How to Get Rid of Awkward Bible Passages: An Eight Step Guide image

How to Get Rid of Awkward Bible Passages: An Eight Step Guide

If you’re going to be a widely-read Bible teacher, you have to have a few tricks up your sleeve. It won’t be long before the people you’re teaching realise, with or without your help, that there are some biblical passages they don’t like very much. What will you do with them? The question keeps many of us awake at night. If you teach them as they are, then not only will people not like the Bible, but they won’t like you. But if you are to get rid of them somehow, then you will need some clever hermeneutical sleight of hand. It is for that purpose that I present the following eight-step guide to making awkward Bible passages go away.

1. Introduce the text as a Difficult Passage (capital letters are the new scare quotes). This will immediately set your readers on high alert; after all, who wants Difficult Passages in their Bibles?

2. Populate your discussion with as many synonyms for “difficult” as you can: debated, disputed, confusing, controversial, awkward, challenging, obscure, demanding, etc.

3. Mention a really, really stupid interpretation that some oddball in church history has come up with. For those who don’t know about the fallacy of the excluded middle, this will make it seem that the only two options are the really stupid view and your view. Never, ever, mention a nuanced presentation of the view you don’t like by a credible scholar. This is fatal.

4. Transition quickly to explain what you want the text to mean, preferably using language like “A more probable view is ...” or “More likely, we should ...” Your reader will breathe a sigh of relief that the text doesn’t mean what it says.

5. Make it clear that the author of the text isn’t oppressive, abusive or incompetent. Some readers will immediately assume that all alternatives to your view are somehow oppressive, abusive or incompetent.

6. Quote the maxim that “clear passages interpret unclear ones”, which is the standard euphemism for “other texts can drown out this one, if you bring enough of them into play”.

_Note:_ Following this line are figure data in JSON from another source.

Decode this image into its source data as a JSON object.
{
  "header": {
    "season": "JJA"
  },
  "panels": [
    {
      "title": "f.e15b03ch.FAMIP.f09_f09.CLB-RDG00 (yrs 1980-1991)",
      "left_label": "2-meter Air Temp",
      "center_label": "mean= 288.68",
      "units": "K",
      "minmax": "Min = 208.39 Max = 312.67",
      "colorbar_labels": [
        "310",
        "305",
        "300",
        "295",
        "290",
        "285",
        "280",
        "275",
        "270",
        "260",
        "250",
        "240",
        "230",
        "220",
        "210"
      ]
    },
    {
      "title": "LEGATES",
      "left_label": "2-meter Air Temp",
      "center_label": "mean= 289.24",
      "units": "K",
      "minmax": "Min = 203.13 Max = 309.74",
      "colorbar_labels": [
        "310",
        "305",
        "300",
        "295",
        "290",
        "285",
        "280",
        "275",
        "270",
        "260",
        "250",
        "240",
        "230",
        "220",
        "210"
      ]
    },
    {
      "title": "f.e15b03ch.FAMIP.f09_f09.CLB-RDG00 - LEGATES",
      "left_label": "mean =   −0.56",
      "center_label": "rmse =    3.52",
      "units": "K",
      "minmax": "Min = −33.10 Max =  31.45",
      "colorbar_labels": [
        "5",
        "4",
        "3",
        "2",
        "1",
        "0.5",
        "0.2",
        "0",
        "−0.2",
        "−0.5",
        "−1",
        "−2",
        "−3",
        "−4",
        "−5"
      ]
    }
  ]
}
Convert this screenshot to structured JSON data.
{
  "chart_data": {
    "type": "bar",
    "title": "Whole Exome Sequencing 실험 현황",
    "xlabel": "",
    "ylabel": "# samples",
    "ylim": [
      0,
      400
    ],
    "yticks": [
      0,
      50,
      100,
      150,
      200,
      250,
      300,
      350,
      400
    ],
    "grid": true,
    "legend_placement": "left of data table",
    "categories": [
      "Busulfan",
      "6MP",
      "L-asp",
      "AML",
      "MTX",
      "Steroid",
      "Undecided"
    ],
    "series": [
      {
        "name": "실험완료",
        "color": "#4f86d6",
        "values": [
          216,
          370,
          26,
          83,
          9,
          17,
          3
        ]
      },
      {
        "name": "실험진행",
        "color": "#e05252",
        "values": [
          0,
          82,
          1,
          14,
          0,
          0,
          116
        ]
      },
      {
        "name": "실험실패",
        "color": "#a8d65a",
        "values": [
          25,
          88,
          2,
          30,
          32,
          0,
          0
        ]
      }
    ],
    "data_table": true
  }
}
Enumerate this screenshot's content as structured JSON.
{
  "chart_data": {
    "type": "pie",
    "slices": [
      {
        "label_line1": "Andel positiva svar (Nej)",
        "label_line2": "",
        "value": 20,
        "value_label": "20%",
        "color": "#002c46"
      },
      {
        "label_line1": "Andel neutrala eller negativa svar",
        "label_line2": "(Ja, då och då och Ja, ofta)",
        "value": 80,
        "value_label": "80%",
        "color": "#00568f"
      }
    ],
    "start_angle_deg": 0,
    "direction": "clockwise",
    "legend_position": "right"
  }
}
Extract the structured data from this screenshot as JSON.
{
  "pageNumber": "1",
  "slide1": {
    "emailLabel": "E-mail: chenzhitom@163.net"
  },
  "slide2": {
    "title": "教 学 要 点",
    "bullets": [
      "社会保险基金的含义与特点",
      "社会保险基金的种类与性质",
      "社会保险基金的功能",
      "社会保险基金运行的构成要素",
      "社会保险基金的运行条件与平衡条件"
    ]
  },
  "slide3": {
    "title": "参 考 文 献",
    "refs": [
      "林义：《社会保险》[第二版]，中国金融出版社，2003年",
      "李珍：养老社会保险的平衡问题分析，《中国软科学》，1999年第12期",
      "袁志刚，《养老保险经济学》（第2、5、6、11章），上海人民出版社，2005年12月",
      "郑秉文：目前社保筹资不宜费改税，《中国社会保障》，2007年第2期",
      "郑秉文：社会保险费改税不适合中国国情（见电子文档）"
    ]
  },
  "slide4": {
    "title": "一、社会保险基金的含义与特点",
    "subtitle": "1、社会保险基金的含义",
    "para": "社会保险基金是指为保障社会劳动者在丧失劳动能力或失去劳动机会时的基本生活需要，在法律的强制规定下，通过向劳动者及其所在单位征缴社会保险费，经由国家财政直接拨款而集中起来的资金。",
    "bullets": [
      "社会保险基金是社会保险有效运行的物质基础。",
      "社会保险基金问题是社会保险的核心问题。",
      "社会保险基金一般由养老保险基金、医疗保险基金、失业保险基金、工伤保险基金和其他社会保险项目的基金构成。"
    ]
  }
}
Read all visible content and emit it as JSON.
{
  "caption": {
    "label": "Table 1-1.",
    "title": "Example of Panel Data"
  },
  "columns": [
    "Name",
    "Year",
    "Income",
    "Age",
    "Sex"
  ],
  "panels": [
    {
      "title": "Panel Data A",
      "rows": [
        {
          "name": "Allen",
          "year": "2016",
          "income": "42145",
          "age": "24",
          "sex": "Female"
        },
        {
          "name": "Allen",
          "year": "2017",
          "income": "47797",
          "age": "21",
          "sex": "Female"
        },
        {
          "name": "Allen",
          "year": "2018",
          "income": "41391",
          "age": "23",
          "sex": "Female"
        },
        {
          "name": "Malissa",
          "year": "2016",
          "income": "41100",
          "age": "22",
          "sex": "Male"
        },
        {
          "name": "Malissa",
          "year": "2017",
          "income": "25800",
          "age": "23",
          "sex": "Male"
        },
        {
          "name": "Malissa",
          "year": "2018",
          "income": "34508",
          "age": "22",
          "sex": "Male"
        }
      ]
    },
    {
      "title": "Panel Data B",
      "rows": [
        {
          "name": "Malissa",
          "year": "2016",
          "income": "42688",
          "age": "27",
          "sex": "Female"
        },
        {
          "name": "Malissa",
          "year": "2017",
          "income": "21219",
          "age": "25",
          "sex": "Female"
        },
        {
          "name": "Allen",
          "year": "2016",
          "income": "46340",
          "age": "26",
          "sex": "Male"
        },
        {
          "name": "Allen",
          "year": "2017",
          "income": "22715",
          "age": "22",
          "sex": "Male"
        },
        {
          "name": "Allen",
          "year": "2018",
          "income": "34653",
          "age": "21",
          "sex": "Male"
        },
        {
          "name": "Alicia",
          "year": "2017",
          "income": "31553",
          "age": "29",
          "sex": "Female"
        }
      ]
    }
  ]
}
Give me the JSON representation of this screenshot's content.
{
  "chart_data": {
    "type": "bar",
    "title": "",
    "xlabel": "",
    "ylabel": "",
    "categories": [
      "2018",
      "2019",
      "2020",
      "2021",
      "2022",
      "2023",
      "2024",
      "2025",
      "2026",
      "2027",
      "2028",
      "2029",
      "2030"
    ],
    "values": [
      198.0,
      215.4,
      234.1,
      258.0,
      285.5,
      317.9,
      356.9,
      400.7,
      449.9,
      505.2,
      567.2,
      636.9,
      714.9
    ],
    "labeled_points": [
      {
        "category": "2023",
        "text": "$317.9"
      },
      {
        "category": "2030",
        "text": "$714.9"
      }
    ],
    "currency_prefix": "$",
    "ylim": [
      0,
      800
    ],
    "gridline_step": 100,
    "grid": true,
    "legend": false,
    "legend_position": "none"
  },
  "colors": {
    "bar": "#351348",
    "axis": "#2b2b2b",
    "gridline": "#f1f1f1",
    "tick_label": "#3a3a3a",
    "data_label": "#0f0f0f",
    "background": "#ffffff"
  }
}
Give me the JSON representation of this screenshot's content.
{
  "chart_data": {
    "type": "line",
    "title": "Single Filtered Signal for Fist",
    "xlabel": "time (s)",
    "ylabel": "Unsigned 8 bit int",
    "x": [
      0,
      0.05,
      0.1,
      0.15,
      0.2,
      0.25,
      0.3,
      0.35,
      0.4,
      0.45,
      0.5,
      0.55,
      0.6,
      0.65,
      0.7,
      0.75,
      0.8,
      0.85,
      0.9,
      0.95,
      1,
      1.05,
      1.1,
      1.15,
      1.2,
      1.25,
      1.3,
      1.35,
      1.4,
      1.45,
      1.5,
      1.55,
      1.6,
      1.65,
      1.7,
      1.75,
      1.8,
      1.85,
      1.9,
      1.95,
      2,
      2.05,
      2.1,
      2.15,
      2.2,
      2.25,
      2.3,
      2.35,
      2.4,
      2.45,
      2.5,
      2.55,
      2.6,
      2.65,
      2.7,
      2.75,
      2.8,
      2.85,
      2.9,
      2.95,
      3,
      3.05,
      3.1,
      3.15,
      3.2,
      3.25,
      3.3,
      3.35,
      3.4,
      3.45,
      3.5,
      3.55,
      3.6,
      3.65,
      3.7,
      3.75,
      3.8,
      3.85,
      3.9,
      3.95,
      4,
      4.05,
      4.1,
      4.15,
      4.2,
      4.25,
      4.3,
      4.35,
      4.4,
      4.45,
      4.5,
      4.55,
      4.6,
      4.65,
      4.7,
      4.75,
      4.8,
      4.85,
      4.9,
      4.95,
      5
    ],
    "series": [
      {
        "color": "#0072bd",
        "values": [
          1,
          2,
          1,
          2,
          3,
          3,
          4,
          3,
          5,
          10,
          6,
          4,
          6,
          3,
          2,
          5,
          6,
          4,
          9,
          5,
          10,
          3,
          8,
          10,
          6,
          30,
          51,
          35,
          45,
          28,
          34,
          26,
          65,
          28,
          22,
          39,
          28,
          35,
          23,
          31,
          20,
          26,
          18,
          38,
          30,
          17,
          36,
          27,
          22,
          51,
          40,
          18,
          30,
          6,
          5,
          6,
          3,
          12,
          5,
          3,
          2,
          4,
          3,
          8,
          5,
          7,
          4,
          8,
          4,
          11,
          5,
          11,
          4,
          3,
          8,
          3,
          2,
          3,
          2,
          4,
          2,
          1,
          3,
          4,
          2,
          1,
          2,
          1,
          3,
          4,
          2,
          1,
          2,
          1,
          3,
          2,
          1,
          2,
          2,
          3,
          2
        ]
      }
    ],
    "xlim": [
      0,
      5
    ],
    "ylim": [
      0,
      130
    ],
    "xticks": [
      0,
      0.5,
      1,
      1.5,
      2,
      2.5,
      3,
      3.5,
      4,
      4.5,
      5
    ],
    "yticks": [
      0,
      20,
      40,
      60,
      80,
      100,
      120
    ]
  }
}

7. Mention an obscure bit of background information, ideally one for which there is scant evidence, that appears to support your interpretation. Fortunately, when people want to believe what you’re saying, they don’t check things like this with primary (or even secondary) sources.

8. Conclude your discussion with a confident wave of the hand: “For all the debate that surrounds this passage, the main thing we must remember is ...”

That ought to sort out any problems you might have. If it doesn’t, just mention head coverings. Good luck!